When evaluating a potential investment, it’s critical to ask: How will this deal enhance our ability to serve our customers? Will it allow us to provide new or improved products or services? Will it help us solve customer problems more effectively or efficiently? Will it make it easier for customers to do business with us?

On the other hand, if a deal fails to enhance the customer value proposition - or worse, if it disrupts or degrades the customer experience - then no amount of strategic or financial rationale will save it in the long run. Customers will take their business elsewhere, and the anticipated synergies and benefits will fail to materialize.

Who Should Read It?

How to Make a Few Billion Dollars”? Sounds like one of those cheesy, get-rich-quick books, right? Well at least that’s what my wife thought when she opened the amazon package and accused me of being obsessed with making money. There isn’t much about personal finance in the book. Unless your personal finance strategy involves starting a business and scaling it to a billion-dollar enterprise.

A lot of business books out there can be a real slog to get through. They’re packed with jargon and instructions and all sorts of details that can make your eyes glaze over. But Brad Jacobs? He does things differently.

Jacobs is a master storyteller. He’s been there, done that, and he’s got the stories to prove it. And he uses those stories to teach some seriously valuable lessons about business, leadership, and making big things happen.

So, who should read this book? If you’re an entrepreneur, this one’s for you. Jacobs has been in your shoes, and he’s got insights that can help you navigate the crazy world of starting and growing a business.

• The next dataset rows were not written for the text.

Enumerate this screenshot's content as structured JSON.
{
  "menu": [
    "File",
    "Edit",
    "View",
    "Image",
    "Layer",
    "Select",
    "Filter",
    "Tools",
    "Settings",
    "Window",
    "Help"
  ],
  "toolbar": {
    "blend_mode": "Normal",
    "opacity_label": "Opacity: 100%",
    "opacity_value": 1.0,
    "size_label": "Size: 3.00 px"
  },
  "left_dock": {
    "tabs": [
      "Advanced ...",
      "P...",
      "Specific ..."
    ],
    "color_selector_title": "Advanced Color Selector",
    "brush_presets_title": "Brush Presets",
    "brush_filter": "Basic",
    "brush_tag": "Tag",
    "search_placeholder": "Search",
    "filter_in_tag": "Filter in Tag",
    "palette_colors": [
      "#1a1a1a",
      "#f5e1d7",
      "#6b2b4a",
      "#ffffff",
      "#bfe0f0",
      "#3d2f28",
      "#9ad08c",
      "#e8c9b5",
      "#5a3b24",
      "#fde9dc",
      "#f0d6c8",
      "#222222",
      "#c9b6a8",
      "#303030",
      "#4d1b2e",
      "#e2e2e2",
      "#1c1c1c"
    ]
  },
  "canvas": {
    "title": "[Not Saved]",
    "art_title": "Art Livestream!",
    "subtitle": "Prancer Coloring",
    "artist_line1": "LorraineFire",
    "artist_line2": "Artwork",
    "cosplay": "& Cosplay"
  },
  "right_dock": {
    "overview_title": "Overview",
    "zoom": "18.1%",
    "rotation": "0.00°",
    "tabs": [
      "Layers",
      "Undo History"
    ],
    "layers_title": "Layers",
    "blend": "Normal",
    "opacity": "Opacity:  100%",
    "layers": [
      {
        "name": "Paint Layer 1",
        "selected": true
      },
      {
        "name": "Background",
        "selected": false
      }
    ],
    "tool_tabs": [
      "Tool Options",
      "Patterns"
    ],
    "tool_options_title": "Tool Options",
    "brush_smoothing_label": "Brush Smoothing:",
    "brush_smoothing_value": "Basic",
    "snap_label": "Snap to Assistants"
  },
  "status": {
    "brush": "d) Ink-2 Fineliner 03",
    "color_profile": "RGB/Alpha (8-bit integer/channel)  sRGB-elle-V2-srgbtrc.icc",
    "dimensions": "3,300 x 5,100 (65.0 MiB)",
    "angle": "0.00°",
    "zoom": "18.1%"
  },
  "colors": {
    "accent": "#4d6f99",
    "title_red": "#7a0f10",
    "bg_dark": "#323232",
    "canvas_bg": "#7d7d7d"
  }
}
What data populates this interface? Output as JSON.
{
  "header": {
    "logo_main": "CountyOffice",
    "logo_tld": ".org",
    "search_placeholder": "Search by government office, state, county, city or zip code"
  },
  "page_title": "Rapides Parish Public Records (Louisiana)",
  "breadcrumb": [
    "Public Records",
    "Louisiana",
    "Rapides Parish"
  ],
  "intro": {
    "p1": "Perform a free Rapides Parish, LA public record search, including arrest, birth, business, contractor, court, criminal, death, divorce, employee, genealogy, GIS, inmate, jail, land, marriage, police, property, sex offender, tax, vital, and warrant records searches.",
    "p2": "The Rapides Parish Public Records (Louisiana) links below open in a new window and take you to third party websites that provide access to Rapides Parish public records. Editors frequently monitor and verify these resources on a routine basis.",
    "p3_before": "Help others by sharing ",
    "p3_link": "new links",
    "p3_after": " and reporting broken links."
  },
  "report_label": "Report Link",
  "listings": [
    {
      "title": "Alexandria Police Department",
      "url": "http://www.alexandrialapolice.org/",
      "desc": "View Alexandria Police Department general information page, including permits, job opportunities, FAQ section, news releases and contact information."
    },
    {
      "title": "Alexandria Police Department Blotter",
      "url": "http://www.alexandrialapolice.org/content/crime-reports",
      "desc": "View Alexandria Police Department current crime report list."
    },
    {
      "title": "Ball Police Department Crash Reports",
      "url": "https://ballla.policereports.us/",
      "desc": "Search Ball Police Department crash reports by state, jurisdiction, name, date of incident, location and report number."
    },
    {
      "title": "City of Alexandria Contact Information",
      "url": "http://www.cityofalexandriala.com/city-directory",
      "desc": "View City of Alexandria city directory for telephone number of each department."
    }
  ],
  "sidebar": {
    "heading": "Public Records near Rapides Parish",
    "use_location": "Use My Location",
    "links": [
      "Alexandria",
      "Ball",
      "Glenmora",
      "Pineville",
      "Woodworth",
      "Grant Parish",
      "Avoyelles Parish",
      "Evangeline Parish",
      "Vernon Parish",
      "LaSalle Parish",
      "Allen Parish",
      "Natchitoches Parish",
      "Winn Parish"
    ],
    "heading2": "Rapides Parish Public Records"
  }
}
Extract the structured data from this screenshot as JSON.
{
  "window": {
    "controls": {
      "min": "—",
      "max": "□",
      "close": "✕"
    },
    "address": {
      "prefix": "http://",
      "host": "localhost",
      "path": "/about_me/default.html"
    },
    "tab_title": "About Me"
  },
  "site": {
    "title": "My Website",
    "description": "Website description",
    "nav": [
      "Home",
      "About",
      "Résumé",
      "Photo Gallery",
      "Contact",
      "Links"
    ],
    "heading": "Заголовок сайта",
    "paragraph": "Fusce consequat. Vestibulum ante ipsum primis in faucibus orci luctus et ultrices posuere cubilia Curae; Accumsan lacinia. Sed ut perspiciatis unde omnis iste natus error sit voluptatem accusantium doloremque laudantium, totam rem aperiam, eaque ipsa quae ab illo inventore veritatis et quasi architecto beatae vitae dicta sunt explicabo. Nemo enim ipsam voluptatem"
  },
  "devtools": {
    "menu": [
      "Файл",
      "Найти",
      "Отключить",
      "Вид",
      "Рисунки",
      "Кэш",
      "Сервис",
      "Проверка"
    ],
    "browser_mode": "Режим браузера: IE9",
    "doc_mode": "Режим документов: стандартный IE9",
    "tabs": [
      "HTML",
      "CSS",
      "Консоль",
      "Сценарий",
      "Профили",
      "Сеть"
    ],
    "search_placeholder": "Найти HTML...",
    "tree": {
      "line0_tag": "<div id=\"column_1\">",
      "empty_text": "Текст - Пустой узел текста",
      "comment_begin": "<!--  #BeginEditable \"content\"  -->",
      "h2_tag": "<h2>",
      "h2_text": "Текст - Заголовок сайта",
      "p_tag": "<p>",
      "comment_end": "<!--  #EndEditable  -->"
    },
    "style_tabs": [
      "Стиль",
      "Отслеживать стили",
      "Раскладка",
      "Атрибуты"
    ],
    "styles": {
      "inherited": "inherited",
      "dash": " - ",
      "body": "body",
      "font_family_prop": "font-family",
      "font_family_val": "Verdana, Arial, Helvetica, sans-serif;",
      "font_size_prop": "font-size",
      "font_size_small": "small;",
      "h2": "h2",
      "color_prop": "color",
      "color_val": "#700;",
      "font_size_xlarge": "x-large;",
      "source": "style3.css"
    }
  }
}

If you work in corporate finance or M&A, you definitely need to read this book. Jacobs is a legend in the field, and his deep dive into the art and science of successful M&A is like a masterclass from the best in the game.

But honestly, even if you don’t fit into those categories, I still think you should give this book a look. Because at its core, this book is about how to think big, make smart decisions, and create serious value in whatever you do. And those are lessons that apply no matter what your job title is.

So, here’s my advice: don’t judge this book by its cover (or its title). Give “How to Make a Few Billion Dollars” a chance. I think you’ll find it’s one of the most engaging, insightful, and genuinely useful business books you’ll ever read. Jacobs’ lessons will stick with you long after you’ve turned the last page.